I’m not saying these prompt prefixes are worthless. If typing /ghost out of habit gets you to think “make this sound human,” and that gets you a better result, fine, keep doing it. It works as a mental shortcut for you, not as a feature in the tool. The danger is believing the marketing. People genuinely think they’re missing out on a locked version of the tool that everyone else has access to, and they go hunting for longer and longer lists of codes instead of just learning to ask for what they need.

There’s also a distinction the posts blur completely. Claude Code, the developer tool you run from a command line, does have real slash commands. Things like /clear to reset the conversation, /compact to compress a long session, /cost to see what you’ve spent. Those are documented and real. But they’re housekeeping commands for managing a coding session, not magic personality switches. The viral posts mash the real developer commands together with the made-up codes so the fake ones borrow credibility from the real ones. If you’re not using the developer tool, none of the slash commands apply to you anyway.

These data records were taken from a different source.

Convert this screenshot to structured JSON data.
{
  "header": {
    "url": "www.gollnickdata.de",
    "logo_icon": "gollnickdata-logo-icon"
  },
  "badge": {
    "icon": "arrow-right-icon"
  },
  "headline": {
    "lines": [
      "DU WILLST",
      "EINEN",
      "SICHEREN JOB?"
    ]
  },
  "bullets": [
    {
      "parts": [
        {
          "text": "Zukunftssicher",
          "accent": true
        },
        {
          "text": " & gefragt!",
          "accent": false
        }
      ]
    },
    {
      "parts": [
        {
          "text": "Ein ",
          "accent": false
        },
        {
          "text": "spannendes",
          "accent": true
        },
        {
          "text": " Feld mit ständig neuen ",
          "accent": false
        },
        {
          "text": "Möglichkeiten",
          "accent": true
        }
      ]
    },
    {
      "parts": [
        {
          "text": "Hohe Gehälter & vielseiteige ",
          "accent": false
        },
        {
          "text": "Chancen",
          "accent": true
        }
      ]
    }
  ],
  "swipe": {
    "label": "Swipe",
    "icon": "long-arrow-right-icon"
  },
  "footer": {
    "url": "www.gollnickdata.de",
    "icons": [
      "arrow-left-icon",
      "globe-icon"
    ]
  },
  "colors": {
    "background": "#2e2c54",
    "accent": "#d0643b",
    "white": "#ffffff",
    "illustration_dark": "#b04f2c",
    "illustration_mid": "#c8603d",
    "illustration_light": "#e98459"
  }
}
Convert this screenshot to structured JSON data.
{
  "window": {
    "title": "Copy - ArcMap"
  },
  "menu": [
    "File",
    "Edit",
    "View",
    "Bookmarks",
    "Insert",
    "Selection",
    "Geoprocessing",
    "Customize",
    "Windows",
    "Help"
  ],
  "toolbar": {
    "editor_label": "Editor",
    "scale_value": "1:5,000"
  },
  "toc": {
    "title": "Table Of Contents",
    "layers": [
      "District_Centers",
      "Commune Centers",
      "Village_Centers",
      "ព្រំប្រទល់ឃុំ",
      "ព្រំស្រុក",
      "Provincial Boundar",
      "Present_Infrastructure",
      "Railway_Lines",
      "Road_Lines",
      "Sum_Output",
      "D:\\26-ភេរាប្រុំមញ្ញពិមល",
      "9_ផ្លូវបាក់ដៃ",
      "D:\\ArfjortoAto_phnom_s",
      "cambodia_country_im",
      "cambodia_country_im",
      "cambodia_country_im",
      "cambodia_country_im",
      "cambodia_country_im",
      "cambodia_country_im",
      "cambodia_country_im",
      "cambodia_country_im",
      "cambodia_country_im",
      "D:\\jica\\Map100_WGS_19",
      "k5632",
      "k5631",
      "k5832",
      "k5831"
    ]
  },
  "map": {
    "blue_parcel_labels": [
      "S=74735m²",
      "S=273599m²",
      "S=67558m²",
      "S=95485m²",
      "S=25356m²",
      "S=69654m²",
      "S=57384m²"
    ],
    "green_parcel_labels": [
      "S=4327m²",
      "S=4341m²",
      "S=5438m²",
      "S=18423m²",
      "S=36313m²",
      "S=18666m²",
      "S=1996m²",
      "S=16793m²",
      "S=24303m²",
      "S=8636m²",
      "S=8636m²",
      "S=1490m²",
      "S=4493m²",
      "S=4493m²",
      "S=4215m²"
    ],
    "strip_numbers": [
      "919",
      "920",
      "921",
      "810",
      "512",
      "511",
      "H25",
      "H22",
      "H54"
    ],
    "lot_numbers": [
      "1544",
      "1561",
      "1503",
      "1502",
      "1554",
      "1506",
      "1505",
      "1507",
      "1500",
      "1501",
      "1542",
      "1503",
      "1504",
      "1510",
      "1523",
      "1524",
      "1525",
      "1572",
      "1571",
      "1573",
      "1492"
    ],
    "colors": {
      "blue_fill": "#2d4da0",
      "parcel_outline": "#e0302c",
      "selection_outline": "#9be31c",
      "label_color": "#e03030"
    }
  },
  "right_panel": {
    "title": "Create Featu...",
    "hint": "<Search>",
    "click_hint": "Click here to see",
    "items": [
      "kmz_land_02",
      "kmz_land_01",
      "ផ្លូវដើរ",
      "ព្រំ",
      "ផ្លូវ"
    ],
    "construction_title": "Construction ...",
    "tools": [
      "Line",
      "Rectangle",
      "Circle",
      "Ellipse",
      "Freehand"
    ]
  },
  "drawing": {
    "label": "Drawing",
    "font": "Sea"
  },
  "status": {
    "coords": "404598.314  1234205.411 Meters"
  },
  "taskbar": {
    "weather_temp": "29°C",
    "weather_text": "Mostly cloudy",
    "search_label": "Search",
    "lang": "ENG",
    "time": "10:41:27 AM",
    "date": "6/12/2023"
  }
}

So here’s what I’d actually tell a fellow business owner who saw one of these reels and got curious.

Skip the code lists. They’re engagement bait, and chasing them teaches you a habit that doesn’t carry over to actually getting work done. What carries over is being specific. Tell Claude what you want, what format you need it in, and enough about your situation for it to do the job. Treat it like a sharp assistant who’s good at the work but doesn’t know your business yet. That’s it. That’s the whole skill the codes are pretending to replace.

Do that and you’ll beat any secret code on the internet. The honest answer is just less fun to post about than a screenshot full of slashes and emojis, so nobody’s making a reel about it. But there was never a locked door. You already have the whole tool.